Calorie Burn Comparison: Elliptical vs. Treadmill

A study by the Medical College of Wisconsin found the average calories burned jogging on a treadmill for one hour was 705 to 866.  By comparison, an estimate by Health Status found using an elliptical trainer for one hour will burn approximately 773 calories.  Based on these and other similar studies, the treadmill may have a slight advantage in calorie burn, although oftentimes the amount of variance is considered negligible compared to the elliptical

The elliptical can be used as an effective cardiovascular machine for those who want to help improve cardiovascular health with minimal impact. Treadmills offer more versatility and the motor of a treadmill forces you to work out of your comfort zone. If you’re an experienced exerciser, the treadmill offers the most calorie burn because you’re supporting your own body weight.

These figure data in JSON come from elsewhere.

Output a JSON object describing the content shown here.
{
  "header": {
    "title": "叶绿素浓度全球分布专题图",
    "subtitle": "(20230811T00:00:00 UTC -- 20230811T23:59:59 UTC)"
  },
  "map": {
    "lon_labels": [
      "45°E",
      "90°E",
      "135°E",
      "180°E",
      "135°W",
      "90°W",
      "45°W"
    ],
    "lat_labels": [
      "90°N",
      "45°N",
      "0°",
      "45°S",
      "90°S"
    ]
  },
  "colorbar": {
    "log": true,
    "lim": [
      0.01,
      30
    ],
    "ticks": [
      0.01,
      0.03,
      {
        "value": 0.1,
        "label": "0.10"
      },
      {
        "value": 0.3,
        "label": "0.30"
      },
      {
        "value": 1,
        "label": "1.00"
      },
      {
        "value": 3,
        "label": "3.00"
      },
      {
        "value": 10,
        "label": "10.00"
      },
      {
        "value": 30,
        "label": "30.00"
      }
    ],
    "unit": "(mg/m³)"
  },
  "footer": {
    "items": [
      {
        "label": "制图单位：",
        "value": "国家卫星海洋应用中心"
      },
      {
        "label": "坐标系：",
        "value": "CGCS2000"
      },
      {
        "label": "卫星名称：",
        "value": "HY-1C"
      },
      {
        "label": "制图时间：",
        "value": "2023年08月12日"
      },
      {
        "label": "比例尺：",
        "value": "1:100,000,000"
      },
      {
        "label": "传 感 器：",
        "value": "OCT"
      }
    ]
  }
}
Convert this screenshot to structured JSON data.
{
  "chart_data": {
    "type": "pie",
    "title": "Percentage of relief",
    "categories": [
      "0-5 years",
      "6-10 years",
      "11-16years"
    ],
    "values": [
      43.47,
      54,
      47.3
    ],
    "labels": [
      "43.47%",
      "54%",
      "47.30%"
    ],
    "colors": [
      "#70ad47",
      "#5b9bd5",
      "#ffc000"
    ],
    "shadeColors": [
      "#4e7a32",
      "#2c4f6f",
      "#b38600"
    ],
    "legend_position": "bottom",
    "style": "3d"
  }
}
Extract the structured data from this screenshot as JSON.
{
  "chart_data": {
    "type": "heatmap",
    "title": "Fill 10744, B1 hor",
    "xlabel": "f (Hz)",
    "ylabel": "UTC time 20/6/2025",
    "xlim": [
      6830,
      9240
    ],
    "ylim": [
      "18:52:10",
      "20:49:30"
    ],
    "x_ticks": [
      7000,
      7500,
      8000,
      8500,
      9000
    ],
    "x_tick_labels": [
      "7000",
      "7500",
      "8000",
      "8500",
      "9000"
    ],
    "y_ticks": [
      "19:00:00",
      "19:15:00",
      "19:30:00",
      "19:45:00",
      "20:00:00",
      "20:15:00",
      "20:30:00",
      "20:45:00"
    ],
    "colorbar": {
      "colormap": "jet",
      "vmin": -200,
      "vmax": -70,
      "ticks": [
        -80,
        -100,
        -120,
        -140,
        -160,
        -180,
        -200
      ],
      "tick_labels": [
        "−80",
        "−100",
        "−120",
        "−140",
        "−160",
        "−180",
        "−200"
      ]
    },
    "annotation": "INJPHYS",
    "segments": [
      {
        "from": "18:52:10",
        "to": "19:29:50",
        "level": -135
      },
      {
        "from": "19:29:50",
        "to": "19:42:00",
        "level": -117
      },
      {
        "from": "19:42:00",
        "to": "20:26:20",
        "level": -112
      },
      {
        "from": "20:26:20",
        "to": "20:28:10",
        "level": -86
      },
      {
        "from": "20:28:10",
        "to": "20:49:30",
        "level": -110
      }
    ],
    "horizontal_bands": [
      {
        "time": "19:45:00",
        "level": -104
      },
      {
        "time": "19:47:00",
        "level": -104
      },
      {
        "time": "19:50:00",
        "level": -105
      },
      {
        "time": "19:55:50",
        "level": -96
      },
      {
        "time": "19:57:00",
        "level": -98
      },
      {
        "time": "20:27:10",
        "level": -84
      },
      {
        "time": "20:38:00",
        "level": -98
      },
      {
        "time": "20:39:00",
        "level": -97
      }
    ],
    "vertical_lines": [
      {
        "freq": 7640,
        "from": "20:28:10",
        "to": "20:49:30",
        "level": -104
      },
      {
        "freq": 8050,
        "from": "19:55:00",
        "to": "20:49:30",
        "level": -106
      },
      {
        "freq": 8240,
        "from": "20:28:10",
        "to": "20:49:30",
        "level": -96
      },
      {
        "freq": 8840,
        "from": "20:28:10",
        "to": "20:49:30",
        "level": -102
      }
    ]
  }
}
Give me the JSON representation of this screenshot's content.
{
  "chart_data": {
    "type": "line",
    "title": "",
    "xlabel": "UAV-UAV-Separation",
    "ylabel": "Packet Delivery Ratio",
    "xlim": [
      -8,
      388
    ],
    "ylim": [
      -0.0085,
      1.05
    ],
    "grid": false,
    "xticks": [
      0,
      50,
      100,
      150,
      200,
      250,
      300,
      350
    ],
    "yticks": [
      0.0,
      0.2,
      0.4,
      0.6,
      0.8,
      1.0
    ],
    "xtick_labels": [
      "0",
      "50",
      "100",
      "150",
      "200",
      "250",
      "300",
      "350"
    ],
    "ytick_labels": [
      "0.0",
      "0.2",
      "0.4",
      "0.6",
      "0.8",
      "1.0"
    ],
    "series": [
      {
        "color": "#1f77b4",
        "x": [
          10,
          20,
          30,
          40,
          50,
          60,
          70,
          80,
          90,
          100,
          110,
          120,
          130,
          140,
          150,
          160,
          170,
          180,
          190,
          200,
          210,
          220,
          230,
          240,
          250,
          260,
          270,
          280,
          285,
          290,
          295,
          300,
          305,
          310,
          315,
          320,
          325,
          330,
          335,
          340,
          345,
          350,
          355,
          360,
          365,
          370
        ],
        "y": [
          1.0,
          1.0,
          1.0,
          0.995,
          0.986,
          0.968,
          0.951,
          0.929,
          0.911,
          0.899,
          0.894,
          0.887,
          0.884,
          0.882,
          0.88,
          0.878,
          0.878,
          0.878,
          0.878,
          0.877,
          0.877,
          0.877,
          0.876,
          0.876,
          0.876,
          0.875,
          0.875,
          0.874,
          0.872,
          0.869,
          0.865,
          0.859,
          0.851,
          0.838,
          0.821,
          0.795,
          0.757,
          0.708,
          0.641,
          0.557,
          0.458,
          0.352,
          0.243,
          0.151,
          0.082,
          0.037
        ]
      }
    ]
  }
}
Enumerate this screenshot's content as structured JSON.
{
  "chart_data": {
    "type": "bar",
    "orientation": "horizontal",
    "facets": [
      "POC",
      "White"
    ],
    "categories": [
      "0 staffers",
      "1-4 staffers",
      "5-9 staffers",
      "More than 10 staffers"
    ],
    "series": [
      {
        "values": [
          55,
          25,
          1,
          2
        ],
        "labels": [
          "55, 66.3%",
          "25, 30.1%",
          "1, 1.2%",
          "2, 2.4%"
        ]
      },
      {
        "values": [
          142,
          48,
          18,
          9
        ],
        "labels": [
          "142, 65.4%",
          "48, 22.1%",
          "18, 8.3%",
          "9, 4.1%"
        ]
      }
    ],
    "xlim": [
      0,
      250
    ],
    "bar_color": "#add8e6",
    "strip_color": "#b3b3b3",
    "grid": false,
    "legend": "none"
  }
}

Is the Treadmill or Elliptical Better for Losing Weight?

The treadmill and elliptical, popular workout machines, stand at the ready in great numbers in gyms and health clubs across the country. Both give a cardiovascular workout and attract fitness enthusiasts of all ages. The manufacturers claim theirs helps you lose more weight. Which one is better depends on the user.

The Treadmill

The trusty treadmill, born many years ago, provides a moving surface to do what people do naturally–walk. Some people use it to run as well. With varying speeds, the treadmill accommodates the beginner up to the expert. The most advanced units can track your heart rate, provide interval training and tell you how far you’ve gone, in how much time and how many calories you burned. You also have the option of holding on or walking hands-free and walking on an incline.

The Elliptical

The new kid on the block, the elliptical, gained popularity quickly. It provides you with a gliding foot motion that provides constant contact with the pedal. It can come with the same electronic equipment as the treadmill. In contrast to the treadmill, the elliptical has two moving bars that involve the upper body in the workout.


Treadmills make a lot of noise, because of their motors, while ellipticals work mechanically, with the exception of its computer system. The involvement of the arms on the elliptical provides a tad more aerobics. Both take up the same amount of space. The elliptical takes the stress off the joints by giving a fluid movement without any leg lifting. In contrast, the treadmill involves walking, which is a low-impact activity but still a little more jarring to the joints. It does, however, provide a natural stride whereas the elliptical takes some coordinating of new movements.


People who use one or the other of these machines swear by their effectiveness. Those who use both like the change of pace. According to HiltonHeadHealth.com, the treadmill burns more calories. An exerciser weighing 180 lbs. who completes 45 minutes of work on each piece of equipment burns 441.8 calories on the elliptical and 675 calories on the treadmill.


While a person might burn more calories on the treadmill than the elliptical, other factors enter into personal preference. MSNBC.com reports that people with joint problems prefer the elliptical for its no-impact design. The upper and lower body workout appeals to some more than the number of calories burned. According to MSNBC.com, elliptical sales jumped 27 percent in 2007. Personal preference will ultimately dictate which machine a person chooses. Number of calories burned doesn’t tell the whole story. Both machines will remain popular for a long time. Some folks like to cross-train and will switch between the two to keep their bodies guessing.